It was evident to all analysts that the Liberal powers in Egypt after the revolution seemed more shattered than the religious ones and that have been proven by the incessant protests mostly disorganized every Friday on Tahrir square. These endless million man marches (hardly reaching that number in most cases) have alienated quite a big chunk of the mainstream Egyptians who are not affiliated with any ideology or parties and these Egyptians represent a large majority.
Unfortunately the liberals divided into several factions of their own including capitalists, rebels, anarchists and leftists. Each group with had their own agenda and unique view of what should be done in the next phase. There first one believed that waiting for the elections and preparing for it is the suitable solution for this turbulent stage while the last 3 continued their almost weekly if not daily protests all over the country in an effort to curb SCAF authority and establish a quick transformation for civil rule.
Some of those groups acted as a loose cannon sometimes and were not less leathal to the country stability than Muslim Brotherhood and fundamentalist group with the distinction that they only needed a civil rule unlike the Islamists powers that wish to transfer the country to more religious oriented or Theological governance. The Liberals remain the core revolutionaries and a major player in the country political decision due to their ability to gather a large number of youth and middle class activists and non–activists in a short number of time to their almost weekly Friday protest in Tahrir square and Similar squares in major Egyptian cities.
However Liberals run the risk of being overshadowed by the more funded and Islamists groups who usually practice their protest from a political and& ideological point of view than the puritan Liberal revolutionaries who have tended to be more chaotic in the public eye recently especially during the clashes of Tahrir on Nov18th night and the days to follow just.
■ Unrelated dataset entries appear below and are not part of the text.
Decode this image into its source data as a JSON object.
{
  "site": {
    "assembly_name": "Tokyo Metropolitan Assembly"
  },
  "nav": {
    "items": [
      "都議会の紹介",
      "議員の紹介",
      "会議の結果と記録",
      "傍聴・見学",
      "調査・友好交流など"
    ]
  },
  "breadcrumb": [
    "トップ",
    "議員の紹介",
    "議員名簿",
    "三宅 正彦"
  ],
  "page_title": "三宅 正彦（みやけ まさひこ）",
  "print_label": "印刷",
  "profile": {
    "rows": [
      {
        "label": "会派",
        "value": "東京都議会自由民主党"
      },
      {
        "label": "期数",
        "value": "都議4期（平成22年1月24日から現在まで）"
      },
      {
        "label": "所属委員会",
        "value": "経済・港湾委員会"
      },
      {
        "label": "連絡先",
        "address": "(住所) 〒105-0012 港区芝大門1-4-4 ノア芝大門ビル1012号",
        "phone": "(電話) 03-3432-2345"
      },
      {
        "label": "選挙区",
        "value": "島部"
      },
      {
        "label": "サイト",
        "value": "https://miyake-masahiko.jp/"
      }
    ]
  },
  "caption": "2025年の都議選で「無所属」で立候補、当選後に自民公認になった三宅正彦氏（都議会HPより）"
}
They are still hardcore revolutionaries but still not organized or politically experienced enough to attract a mass support like they received in the earlier months of the revolution when the public generally was fed up in the now defunct National Democratic Party and have supported any move by the rebels to take it down in favour of a more just and stable political system.
However, this gradually changed after the rebel’s disunity was quite obvious to regular Egyptians with over 180 different revolutionary groups and alliances from within the Tahrir rebels, each almost have their own point of view and their own message. All these of these mixed messages have made the general public quite annoyed with the continuous sit-ins and protests in Tahrir organized by these groups.
With the current economic crisis in Egypt and with Egypt national reserve dropping 39% in the past 9 months due to lack of foreign currency and the huge drop in tourism revenues , the Tahrir groups have alienated themselves gradually from public and failed to deliver the message of development to the average Egyptian lately. However, they still have the moral ground that they achieved by paying their own lives and blood in attempt to change Egypt for the better.
On the other side of the equation, remain a significant amount who are actually loyalists to the old regime locally known as “Felool” which in Arabic stands for “remnants” of the old regime and those believed that things would be better under Mubarak or a similar regime than they would be under any revolutionary government. Those groups cannot be taken lightly since they have shown their strength aligning themselves with SCAF politics as well as any other political decisions aiming at restoring the old laws or maintain the older status quo.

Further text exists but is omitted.